P(Spam|message): 2.4372375665888117e-25
P(Non Spam|message): 3.687530435009238e-21
Label: Non Spam


In [21]:
classify('WINNER!! This is the secret code to unlock the money: C3421.')

P(Spam|message): 1.3481290211300841e-25
P(Non Spam|message): 1.9368049028589875e-27
Label: Spam


## Measuring the Spam Filter's Accuracy

Write a function that returns classification labels instead of printing them.

In [22]:
def classify_test_set(message):    
    '''
    message: a string
    '''
    
    message = re.sub('\W', ' ', message)
    message = message.lower().split()
    
    p_spam_given_message = p_spam
    p_non_spam_given_message = p_non_spam

    for word in message:
        if word in parameters_spam:
            p_spam_given_message *= parameters_spam[word]
            
        if word in parameters_non_spam:
            p_non_spam_given_message *= parameters_non_spam[word]
    
    if p_non_spam_given_message > p_spam_given_message:
        return 'non-spam'
    elif p_spam_given_message > p_non_spam_given_message:
        return 'spam'
    else:
        return 'needs human classification'

Use function to create a new column in our test set.

In [23]:
data_test['predicted'] = data_test['SMS'].apply(classify_test_set)
data_test.head()

Unnamed: 0,Label,SMS,predicted
0,non-spam,Later i guess.
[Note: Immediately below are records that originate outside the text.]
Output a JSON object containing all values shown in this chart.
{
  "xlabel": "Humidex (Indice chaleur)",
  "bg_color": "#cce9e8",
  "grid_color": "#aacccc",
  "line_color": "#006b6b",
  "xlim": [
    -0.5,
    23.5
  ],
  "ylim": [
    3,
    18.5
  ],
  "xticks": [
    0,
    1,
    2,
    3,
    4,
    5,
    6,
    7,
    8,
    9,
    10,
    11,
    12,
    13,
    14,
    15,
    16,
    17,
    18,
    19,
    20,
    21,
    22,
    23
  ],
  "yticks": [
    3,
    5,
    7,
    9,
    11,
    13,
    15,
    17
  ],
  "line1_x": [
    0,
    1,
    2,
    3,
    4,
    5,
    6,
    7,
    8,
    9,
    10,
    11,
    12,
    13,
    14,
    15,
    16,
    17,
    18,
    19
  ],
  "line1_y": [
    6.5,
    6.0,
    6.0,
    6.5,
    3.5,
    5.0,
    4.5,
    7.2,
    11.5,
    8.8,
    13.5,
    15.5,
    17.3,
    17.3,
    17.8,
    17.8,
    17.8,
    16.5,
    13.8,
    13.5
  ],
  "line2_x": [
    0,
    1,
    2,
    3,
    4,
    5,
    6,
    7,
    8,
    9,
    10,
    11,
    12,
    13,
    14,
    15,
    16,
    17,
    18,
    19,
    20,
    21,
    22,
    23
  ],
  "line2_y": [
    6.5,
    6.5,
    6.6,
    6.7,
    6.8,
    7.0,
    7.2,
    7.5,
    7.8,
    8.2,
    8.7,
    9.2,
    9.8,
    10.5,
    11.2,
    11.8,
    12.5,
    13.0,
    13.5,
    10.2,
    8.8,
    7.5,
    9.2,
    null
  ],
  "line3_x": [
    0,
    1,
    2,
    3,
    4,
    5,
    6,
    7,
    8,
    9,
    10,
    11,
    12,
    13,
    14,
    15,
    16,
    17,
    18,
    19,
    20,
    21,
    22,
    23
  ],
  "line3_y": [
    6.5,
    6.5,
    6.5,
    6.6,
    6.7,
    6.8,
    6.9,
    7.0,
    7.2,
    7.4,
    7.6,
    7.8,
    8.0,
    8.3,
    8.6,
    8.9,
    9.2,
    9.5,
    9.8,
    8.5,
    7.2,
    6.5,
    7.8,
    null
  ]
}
I needa do mcat study too.,non-spam
1,non-spam,But i haf enuff space got like 4 mb...,non-spam
2,spam,Had your mobile 10 mths? Update to latest Oran...,spam
3,non-spam,All sounds good. Fingers . Makes it difficult ...,non-spam
4,non-spam,"All done, all handed in. Don't know if mega sh...",non-spam


Write a function to measure the accuracy of our spam filter to find out how well our spam filter does.

In [24]:
def validate(df):
    
    correct = 0
    total = df.shape[0]

    for row in df.iterrows():
        row = row[1]
        if row['Label'] == row['predicted']:
            correct += 1

    print('Correct:', correct)
    print('Incorrect:', total - correct)
    print('Accuracy:', correct/total)

In [25]:
validate(data_test)

Correct: 1100
Incorrect: 14
Accuracy: 0.9874326750448833


The accuracy is close to 98.74%, which is really good. Our spam filter looked at 1,114 messages that it hasn't seen in training, and classified 1,100 correctly.